Honors consideration is not automatic. A student’s final manuscript must be supported for honors nomination by their faculty advisor. If the advisor cannot support the manuscript, then the advisor so informs the Director of the program and the student, and the process, for this student, ends there. Honors consideration is not possible without the support of the student’s faculty advisor.

The committee of readers make a determination about the suitability of the project for honors. The committee’s decisions are final. Nominations are forwarded to the College's Committee on Superior Students and Honors, which makes the final honors determination.

Honors Nominations Committee Process:

  • As in the fall, each student manuscript proposed for honors consideration will be read by the student’s instructor and two other committee faculty.
  • Each proposed manuscript will be distributed to the assigned committee readers accompanied by the student’s descriptive letter and a letter from the faculty advisor describing and evaluating the project. These letters are attached at the back of the manuscript.
  • After carefully considering the proposed manuscript, each reader will prepare an independent and substantive judgment of the student’s work.
  • If all faculty readers agree about honors, the Director so informs the student. If the vote is not unanimous, additional faculty may be brought in as readers.
  • Approved nominations will be forwarded to the CSSH for final review, accompanied by a more detailed letter written by the sponsoring faculty advisor, which argues the merits of the manuscript for departmental honors.

Students with first-rate projects but weaker academic records must be argued for with particular force. (It is assumed that weak or incomplete projects will not have been approved for the second term of honors work, and thus would no longer be eligible.)

The Director of the Creative Writing Major will inform each proposed student, in writing, of the committee’s decision. Students nominated to the College Committee on Superior Students will be notified of the CCSS’s decision in late May, when the College makes its final determinations of honors.

Student Appeals and Recourse

If a student believes that their 399 faculty advisor is not providing proper supervision, the student should discuss the situation with the Creative Writing Director. If the student prefers, they may instead discuss the situation with any other Writing Major faculty, who will then discuss the situation with the Director to seek a solution. In every case, a student should feel welcome to discuss a difficult situation with a Creative Writing faculty member of their choosing.

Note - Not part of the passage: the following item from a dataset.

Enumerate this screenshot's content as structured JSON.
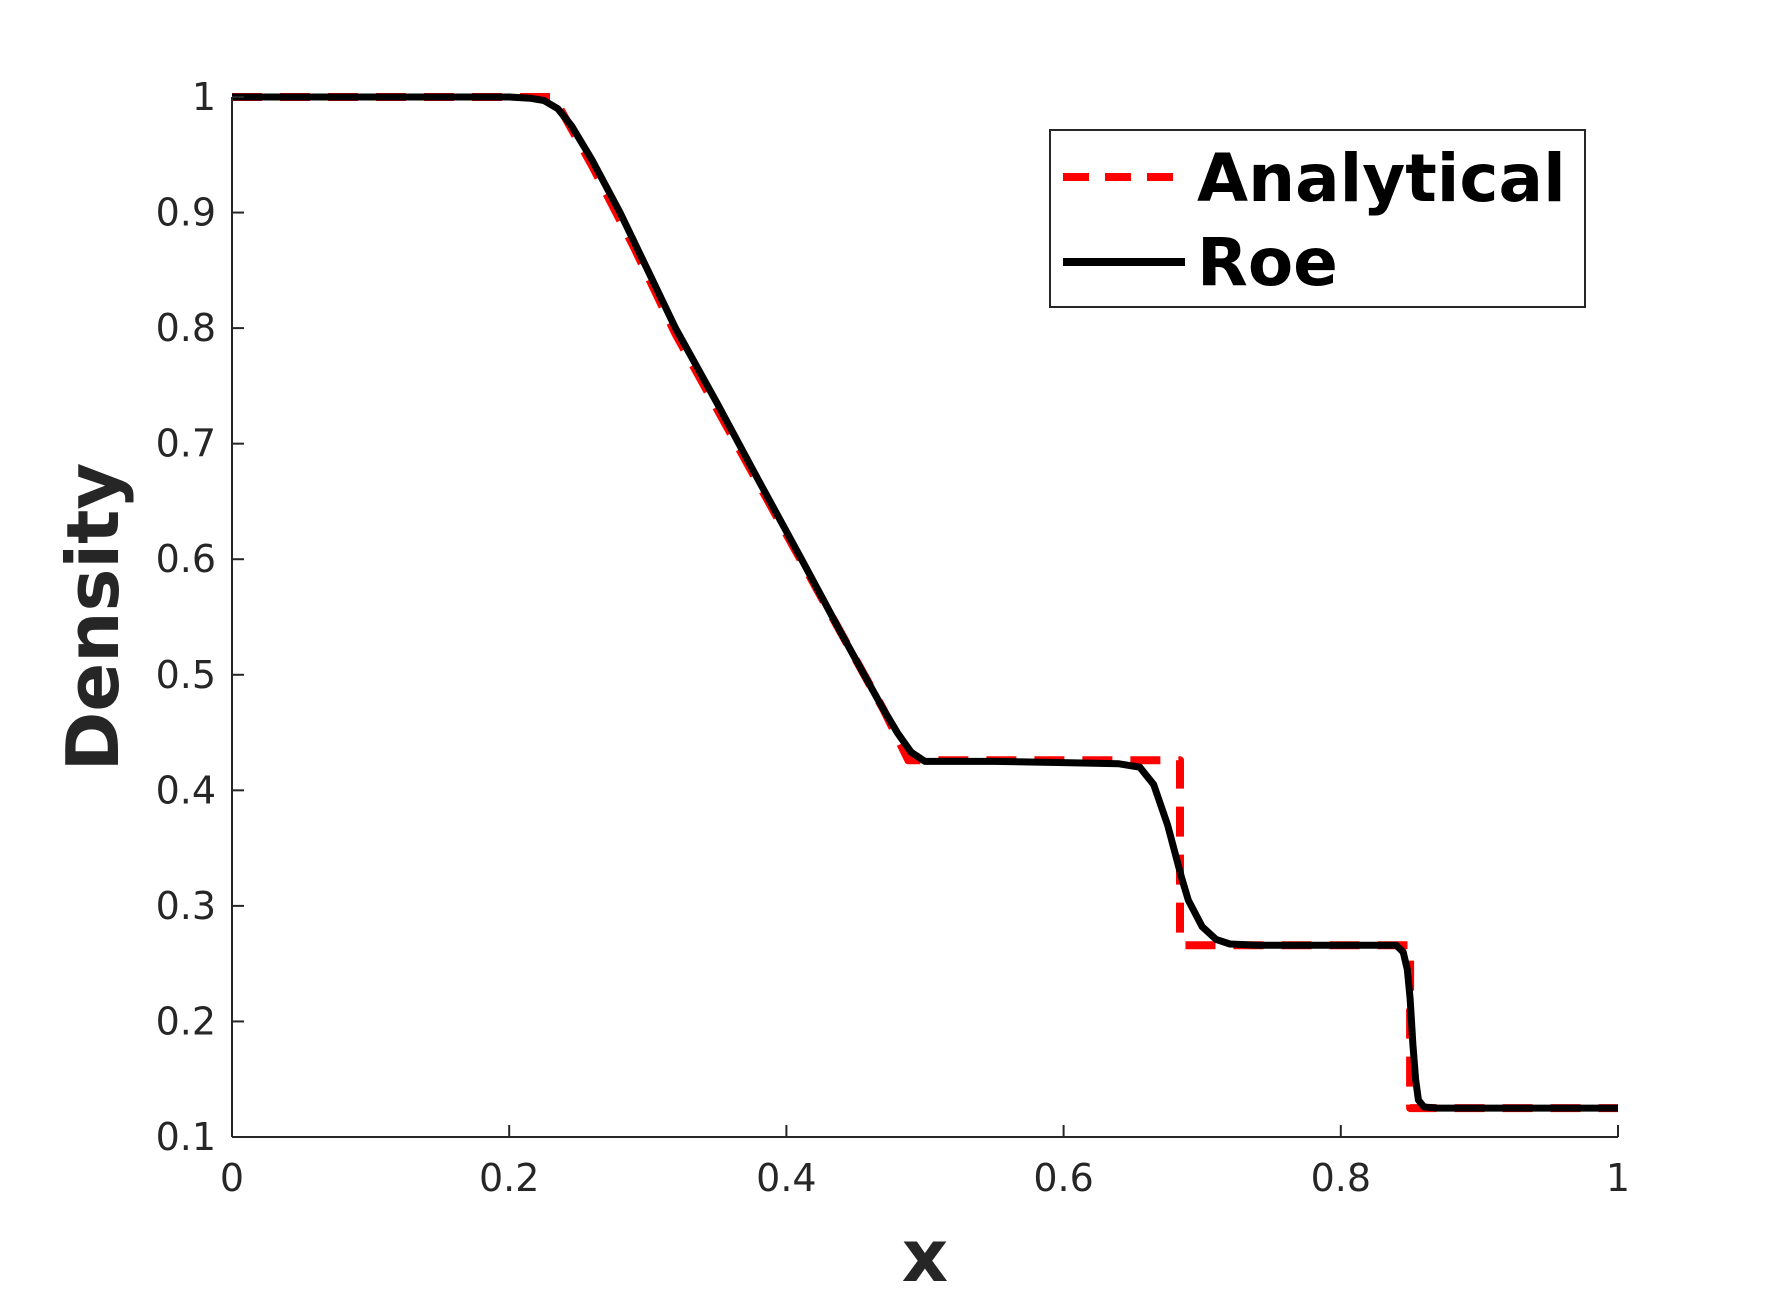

Important Dates in the Honors Program

Spring Quarter - Junior Year

Application to the honors program due.

Following notification, the student arranges to meet with the instructor. They meet as often as needed, during the final weeks of spring term, to plan for the months ahead--including the summer months when reading and drafting begin.

Summer

Depending on the decision reached by each student-instructor pair, progress is often made before fall begins.

Fall Quarter

First two weeks of classes: students again arrange to meet with faculty advisor.

Last day of Weinberg classes: students provide program assistant with complete draft of honors work.

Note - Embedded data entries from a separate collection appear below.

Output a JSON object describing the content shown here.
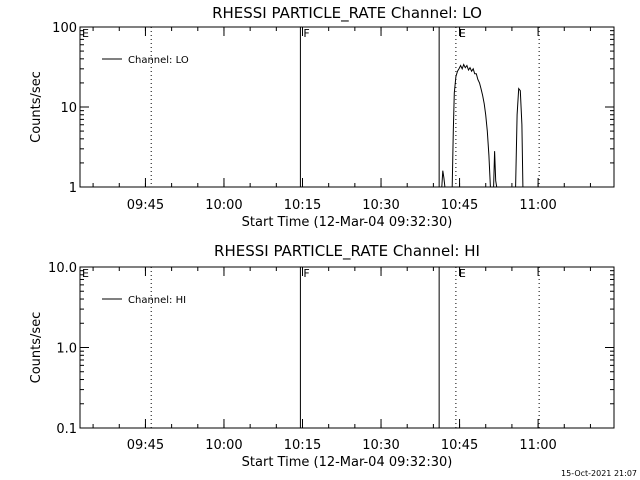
{
  "colors": {
    "background": "#ffffff",
    "foreground": "#000000"
  },
  "timestamp": "15-Oct-2021 21:07",
  "chart_data": [
    {
      "type": "line",
      "title": "RHESSI PARTICLE_RATE Channel: LO",
      "ylabel": "Counts/sec",
      "xlabel": "Start Time (12-Mar-04 09:32:30)",
      "x_unit": "minutes after 09:32:30",
      "xlim": [
        0,
        102
      ],
      "yscale": "log",
      "ylim": [
        1,
        100
      ],
      "y_ticks": [
        "1",
        "10",
        "100"
      ],
      "x_ticks": [
        {
          "label": "09:45",
          "t": 12.5
        },
        {
          "label": "10:00",
          "t": 27.5
        },
        {
          "label": "10:15",
          "t": 42.5
        },
        {
          "label": "10:30",
          "t": 57.5
        },
        {
          "label": "10:45",
          "t": 72.5
        },
        {
          "label": "11:00",
          "t": 87.5
        }
      ],
      "legend": {
        "position": "top-left",
        "entries": [
          "Channel: LO"
        ]
      },
      "series": [
        {
          "name": "Channel: LO",
          "segments": [
            [
              [
                69.1,
                1
              ],
              [
                69.3,
                1.6
              ],
              [
                69.5,
                1.3
              ],
              [
                69.7,
                1
              ]
            ],
            [
              [
                71.1,
                1
              ],
              [
                71.3,
                5
              ],
              [
                71.5,
                15
              ],
              [
                71.8,
                24
              ],
              [
                72.1,
                28
              ],
              [
                72.4,
                30
              ],
              [
                72.7,
                33
              ],
              [
                73.0,
                30
              ],
              [
                73.3,
                34
              ],
              [
                73.6,
                31
              ],
              [
                73.9,
                33
              ],
              [
                74.2,
                29
              ],
              [
                74.5,
                31
              ],
              [
                74.8,
                28
              ],
              [
                75.1,
                30
              ],
              [
                75.4,
                26
              ],
              [
                75.7,
                26
              ],
              [
                76.0,
                22
              ],
              [
                76.3,
                20
              ],
              [
                76.6,
                17
              ],
              [
                76.9,
                14
              ],
              [
                77.2,
                11
              ],
              [
                77.5,
                8
              ],
              [
                77.8,
                5
              ],
              [
                78.1,
                2.5
              ],
              [
                78.4,
                1
              ]
            ],
            [
              [
                79.0,
                1
              ],
              [
                79.2,
                2.8
              ],
              [
                79.4,
                1.2
              ],
              [
                79.6,
                1
              ]
            ],
            [
              [
                83.2,
                1
              ],
              [
                83.5,
                8
              ],
              [
                83.8,
                17
              ],
              [
                84.1,
                16
              ],
              [
                84.4,
                6
              ],
              [
                84.6,
                1
              ]
            ]
          ]
        }
      ],
      "markers": [
        {
          "label": "",
          "t": 13.6,
          "style": "dotted"
        },
        {
          "label": "F",
          "t": 42.1,
          "style": "solid"
        },
        {
          "label": "",
          "t": 68.6,
          "style": "solid"
        },
        {
          "label": "E",
          "t": 71.8,
          "style": "dotted"
        },
        {
          "label": "",
          "t": 87.7,
          "style": "dotted"
        }
      ],
      "corner_label": "E"
    },
    {
      "type": "line",
      "title": "RHESSI PARTICLE_RATE Channel: HI",
      "ylabel": "Counts/sec",
      "xlabel": "Start Time (12-Mar-04 09:32:30)",
      "x_unit": "minutes after 09:32:30",
      "xlim": [
        0,
        102
      ],
      "yscale": "log",
      "ylim": [
        0.1,
        10
      ],
      "y_ticks": [
        "0.1",
        "1.0",
        "10.0"
      ],
      "x_ticks": [
        {
          "label": "09:45",
          "t": 12.5
        },
        {
          "label": "10:00",
          "t": 27.5
        },
        {
          "label": "10:15",
          "t": 42.5
        },
        {
          "label": "10:30",
          "t": 57.5
        },
        {
          "label": "10:45",
          "t": 72.5
        },
        {
          "label": "11:00",
          "t": 87.5
        }
      ],
      "legend": {
        "position": "top-left",
        "entries": [
          "Channel: HI"
        ]
      },
      "series": [
        {
          "name": "Channel: HI",
          "segments": []
        }
      ],
      "markers": [
        {
          "label": "",
          "t": 13.6,
          "style": "dotted"
        },
        {
          "label": "F",
          "t": 42.1,
          "style": "solid"
        },
        {
          "label": "",
          "t": 68.6,
          "style": "solid"
        },
        {
          "label": "E",
          "t": 71.8,
          "style": "dotted"
        },
        {
          "label": "",
          "t": 87.7,
          "style": "dotted"
        }
      ],
      "corner_label": "E"
    }
  ]
}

Exam week: Students given results of the evaluation by committee of the instructor and two readers.

Winter Quarter

Last day of Weinberg classes: students submit completed, polished final projects and their Project Rationale Letter.

Students notified of committee decision in the early days of spring quarter.

English 399 is a full credit course. The course cannot be substituted for any Creative Writing Major or Minor requirements.  It cannot be taken P/N. Students who want to take an independent study with a creative writing professor should submit a proposal to both the Director of Creative Writing and the Director of Undergraduate Studies. When the proposal is approved, a permission number for English 399 can be obtained from Ashley Woods.